The BMS's will cut off current if loads exceed max for a short duration, however they are not able to contend with a huge current flow such as if you dropped a tool directly across the terminals. The intent of the Class-T is to be the ultimate safety shut off for a catastrophic short that if un-interrupted would escalate into serious trouble.
In my set up, I put a mega fuse between cells #8 and #9 as an added 'internal' pack safety device. I used 200A for the internal fuse.
I currently only have two (2) 12.8V 150Ah batteries in series, but getting 2 more soon because, are you even alive if you're not on 48V? So I will use that example, even though 2S would still illustrate it. OK, so assuming I have 4 x 12.8V 150Ah batteries in series to make a 51.2V 150Ah battery.
What is the problem we're trying to avert by fusing each individual battery? And is it visible in a Series setup or only in a Parallel setup? My understanding is that if one battery shorts somehow, "there will be an ungodly amount of current that can melt your wires." Thinking about it some more it seems like this could only happen in a parallel setup, is this correct? Because if one of the batteries shorted, it would literally be a direct connection between the entire system's + & — and all of the capacity would "be dumped" at once. In this case, both a breaker and a fuse could technically individually help, no?
Does this mean a Series setup does not suffer from this problem? If a battery in series shorts, in essence becoming a direct cable vs a battery, the voltage of the system would immediately drop by a significant enough amount to trip inverter and whatnot, and even if it somehow didn't the other batteries would only need to "cover" 1/#S the current (so in a 4S, +1/4th) of the load, which would likely not be the max load rating of the battery. So a 150Ah with a 100A load, if one shorted the other 3 bats would need to cover an additional 25A (1/4), in a madeup world where the voltage wouldn't drop to an unusable level. But the point being that there wouldn't be a huge inrush of current to melt one's cables.

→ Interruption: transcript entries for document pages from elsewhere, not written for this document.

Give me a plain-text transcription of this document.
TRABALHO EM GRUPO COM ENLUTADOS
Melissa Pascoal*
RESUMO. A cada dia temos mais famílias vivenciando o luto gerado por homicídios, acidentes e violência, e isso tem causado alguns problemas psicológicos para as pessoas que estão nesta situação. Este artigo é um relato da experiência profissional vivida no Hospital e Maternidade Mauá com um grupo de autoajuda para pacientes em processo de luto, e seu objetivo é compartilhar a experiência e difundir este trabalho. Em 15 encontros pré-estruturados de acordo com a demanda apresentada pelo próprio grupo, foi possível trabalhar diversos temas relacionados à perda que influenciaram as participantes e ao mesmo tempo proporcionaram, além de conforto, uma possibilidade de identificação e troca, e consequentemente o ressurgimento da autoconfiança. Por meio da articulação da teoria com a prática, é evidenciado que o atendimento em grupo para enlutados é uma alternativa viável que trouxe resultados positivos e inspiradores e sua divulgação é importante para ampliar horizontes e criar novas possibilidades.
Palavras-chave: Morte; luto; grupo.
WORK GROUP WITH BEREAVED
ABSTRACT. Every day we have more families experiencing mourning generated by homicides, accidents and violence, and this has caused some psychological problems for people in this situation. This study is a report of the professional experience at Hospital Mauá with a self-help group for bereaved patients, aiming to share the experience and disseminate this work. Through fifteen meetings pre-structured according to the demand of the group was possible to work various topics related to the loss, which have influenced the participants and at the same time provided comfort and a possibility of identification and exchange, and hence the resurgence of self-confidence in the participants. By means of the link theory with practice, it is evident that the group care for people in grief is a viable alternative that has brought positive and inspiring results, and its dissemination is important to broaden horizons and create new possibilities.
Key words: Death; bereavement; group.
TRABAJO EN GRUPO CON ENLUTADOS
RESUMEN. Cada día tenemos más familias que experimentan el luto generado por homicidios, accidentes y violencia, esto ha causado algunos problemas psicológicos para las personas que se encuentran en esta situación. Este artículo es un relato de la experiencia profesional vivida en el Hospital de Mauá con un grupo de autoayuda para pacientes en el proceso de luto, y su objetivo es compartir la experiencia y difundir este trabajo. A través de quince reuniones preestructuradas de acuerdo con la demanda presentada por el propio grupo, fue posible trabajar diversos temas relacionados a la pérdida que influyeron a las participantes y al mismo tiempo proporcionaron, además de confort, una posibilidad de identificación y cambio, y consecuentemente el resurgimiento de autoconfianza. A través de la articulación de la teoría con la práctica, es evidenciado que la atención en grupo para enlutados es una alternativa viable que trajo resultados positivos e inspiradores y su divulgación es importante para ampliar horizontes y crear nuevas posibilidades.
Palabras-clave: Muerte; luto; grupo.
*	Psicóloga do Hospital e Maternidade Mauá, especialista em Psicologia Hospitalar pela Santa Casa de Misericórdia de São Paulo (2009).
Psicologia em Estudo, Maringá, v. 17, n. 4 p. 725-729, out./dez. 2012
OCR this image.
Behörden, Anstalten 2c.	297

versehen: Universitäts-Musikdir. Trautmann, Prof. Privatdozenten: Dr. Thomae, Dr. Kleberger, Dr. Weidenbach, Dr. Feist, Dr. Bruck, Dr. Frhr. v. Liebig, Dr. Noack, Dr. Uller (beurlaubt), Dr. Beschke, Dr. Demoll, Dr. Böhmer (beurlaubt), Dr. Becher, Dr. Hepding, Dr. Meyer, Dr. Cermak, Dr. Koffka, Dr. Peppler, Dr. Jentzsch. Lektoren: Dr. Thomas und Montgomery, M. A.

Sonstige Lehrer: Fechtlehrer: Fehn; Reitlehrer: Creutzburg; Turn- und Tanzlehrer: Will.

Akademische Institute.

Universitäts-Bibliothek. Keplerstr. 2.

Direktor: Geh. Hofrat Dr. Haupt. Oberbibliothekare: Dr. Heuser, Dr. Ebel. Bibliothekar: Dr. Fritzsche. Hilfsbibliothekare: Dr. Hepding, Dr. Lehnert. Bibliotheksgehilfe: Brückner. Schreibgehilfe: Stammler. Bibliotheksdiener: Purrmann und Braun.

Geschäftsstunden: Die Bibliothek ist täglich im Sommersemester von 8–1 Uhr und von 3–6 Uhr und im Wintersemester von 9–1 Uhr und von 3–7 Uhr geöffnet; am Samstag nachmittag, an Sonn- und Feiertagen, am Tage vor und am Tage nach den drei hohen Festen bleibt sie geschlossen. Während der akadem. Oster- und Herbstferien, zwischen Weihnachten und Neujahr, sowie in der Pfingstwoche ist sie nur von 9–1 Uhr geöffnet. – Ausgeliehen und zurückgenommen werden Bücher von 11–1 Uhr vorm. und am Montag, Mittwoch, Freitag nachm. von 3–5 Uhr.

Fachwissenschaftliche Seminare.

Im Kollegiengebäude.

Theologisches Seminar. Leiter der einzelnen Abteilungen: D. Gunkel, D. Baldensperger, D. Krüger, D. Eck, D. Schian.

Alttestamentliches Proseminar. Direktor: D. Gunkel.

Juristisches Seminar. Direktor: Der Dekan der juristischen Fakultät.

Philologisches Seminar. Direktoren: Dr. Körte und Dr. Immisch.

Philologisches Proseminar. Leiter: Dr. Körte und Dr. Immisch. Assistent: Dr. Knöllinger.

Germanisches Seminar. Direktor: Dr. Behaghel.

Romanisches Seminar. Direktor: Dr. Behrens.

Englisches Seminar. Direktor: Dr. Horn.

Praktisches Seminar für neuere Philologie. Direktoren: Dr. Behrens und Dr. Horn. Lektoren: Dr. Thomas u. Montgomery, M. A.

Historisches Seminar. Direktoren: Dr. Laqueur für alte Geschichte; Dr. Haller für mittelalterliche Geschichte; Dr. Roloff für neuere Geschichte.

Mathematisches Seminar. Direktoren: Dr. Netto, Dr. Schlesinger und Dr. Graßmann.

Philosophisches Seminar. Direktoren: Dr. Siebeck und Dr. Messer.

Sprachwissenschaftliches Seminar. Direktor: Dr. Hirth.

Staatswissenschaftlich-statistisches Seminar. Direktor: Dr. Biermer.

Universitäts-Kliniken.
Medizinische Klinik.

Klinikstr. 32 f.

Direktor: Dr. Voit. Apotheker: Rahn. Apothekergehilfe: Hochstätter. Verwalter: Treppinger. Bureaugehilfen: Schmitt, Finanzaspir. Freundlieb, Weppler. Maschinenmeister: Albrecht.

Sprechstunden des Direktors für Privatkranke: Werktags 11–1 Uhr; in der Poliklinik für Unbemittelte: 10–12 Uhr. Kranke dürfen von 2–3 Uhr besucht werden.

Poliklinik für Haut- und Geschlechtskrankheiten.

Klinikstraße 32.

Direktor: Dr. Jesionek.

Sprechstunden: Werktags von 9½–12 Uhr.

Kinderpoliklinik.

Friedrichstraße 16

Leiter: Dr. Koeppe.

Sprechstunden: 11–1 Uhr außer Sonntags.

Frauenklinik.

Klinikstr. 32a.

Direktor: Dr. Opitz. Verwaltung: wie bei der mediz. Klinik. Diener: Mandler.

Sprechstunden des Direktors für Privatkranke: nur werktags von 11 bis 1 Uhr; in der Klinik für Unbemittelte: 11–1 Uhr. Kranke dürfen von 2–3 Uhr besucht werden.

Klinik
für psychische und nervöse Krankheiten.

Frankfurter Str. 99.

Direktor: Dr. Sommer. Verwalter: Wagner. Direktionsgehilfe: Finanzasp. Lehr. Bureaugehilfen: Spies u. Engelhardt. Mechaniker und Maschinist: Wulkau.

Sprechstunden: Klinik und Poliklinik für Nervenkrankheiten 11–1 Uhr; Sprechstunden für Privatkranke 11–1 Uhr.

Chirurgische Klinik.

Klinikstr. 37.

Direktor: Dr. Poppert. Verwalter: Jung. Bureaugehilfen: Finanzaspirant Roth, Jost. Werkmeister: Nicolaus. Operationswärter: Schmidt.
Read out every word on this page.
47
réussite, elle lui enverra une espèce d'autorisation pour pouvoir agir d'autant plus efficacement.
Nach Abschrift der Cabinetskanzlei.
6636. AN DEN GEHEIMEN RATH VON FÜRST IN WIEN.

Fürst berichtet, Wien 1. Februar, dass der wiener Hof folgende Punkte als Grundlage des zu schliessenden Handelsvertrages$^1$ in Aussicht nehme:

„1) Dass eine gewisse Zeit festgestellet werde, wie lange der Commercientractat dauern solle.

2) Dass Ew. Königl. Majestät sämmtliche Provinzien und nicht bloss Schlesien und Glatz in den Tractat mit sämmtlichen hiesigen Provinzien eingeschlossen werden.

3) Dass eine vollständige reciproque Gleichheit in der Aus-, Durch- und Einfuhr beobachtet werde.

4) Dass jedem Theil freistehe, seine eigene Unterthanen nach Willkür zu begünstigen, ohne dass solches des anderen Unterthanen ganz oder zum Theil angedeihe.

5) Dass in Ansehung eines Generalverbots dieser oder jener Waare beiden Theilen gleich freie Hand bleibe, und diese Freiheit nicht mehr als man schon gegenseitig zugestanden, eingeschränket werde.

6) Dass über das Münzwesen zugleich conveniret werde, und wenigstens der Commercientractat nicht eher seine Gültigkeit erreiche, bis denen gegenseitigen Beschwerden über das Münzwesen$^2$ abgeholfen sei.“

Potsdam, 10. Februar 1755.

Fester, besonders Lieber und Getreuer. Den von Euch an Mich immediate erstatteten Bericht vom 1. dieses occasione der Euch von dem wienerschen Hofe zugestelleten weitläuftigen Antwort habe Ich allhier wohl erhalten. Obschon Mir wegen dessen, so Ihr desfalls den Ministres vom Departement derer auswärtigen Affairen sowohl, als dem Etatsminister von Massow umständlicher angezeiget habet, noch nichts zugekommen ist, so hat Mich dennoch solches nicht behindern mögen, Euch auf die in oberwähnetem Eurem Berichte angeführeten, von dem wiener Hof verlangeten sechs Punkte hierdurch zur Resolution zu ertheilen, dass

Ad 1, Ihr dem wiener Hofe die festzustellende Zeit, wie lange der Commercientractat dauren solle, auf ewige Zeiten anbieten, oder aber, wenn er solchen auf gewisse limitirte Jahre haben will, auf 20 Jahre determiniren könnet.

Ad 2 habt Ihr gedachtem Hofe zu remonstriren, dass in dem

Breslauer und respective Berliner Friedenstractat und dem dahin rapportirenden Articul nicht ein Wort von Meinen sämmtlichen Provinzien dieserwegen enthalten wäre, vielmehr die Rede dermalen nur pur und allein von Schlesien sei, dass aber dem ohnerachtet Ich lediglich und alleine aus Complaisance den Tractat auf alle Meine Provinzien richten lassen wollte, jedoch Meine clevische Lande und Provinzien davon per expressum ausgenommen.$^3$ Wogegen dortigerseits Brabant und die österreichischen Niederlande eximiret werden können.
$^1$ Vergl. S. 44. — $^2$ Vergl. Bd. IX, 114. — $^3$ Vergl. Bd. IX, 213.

So my initial question was, thinking of the internals of each battery, each one of my 12.8V 150Ah batteries contains cells behind a BMS (probably 4x150Ah cells). I was worried that the problem at the battery level could also exist inside each battery at the cell level. And, indeed, if the above is true, it would still exist for batteries with internal configurations which include cells in Parallel, but not for ones (like mine) which are just in series — is this correct?
Thank you for the very interesting and useful info.